You must provide consistent discipline, learn to offer and invite open communication, and teach your boy the skills and character he needs in order to thrive in life. You must help him develop a healthy sense of self-esteem, build friendships and relationships with others, and succeed in school. You must decide when to say “yes” and when to say “no,” and whether to pamper and protect him or allow him to struggle a bit on his own. Most importantly, you must learn to know both your son and yourself well enough to make the life-shaping decisions that lie ahead of you.
You may have noticed that advice on how to raise your boy abounds. Bookstore shelves groan with parenting books. Self-proclaimed experts offer advice on television and radio programs, while entire magazines are devoted to parenting tips and suggestions. Raising your son is so important. How will you know what to do?

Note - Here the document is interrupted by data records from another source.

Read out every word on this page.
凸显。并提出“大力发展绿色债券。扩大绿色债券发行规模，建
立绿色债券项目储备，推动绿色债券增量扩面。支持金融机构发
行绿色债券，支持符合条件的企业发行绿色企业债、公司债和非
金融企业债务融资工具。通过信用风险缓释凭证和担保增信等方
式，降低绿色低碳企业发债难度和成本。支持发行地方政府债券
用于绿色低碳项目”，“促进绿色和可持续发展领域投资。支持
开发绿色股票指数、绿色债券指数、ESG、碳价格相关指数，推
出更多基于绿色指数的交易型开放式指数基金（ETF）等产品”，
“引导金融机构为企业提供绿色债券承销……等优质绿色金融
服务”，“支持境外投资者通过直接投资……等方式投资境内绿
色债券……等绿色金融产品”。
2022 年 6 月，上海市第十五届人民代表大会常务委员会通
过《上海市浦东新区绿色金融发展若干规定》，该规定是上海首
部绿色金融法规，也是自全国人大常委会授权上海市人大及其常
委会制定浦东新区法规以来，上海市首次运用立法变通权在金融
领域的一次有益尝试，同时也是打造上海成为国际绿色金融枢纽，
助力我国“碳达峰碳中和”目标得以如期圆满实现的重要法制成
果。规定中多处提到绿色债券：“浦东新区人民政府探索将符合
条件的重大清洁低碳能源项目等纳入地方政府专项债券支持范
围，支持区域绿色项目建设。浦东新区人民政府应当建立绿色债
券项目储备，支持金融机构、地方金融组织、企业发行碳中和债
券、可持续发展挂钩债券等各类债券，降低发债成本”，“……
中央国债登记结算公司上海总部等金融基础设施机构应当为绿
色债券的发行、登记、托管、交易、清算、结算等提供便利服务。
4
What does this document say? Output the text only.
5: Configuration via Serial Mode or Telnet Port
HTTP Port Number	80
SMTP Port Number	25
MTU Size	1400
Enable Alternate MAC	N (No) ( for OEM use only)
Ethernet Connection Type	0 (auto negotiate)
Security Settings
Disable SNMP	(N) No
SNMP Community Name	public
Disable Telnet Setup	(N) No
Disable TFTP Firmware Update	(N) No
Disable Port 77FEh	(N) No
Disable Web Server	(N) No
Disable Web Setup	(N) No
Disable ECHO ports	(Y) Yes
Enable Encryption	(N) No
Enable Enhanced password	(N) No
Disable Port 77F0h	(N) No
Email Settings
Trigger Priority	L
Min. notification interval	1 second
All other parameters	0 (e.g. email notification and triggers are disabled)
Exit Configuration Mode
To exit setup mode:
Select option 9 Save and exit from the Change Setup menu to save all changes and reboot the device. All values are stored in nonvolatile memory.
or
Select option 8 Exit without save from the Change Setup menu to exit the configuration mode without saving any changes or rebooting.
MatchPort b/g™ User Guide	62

No one will ever know your boy like you do. Information about parenting is a good thing, but you must learn to trust your own wisdom and knowledge of your son to make the right decisions about the challenges you face together. You must decide what you want for your son and be willing to follow through every day of your lives together.
You most certainly love your son, but love is not always enough to raise a child well. You must learn to mix love with wisdom, good judgment, and self-control. You will discover that doing the right thing as a parent sometimes does not feel very good, that saying “no” (even when you know you should) can be painful for you and the child you love. Wise parents learn to rely on both their heads and their hearts, to ask for help when they need it, and to be willing to learn from their own mistakes.
The Everything® Parent's Guide to Raising Boys, 2nd Edition offers you information, suggestions, and stories of parents much like you. It can, with your own wisdom and experience, help you raise a successful, capable, happy young man.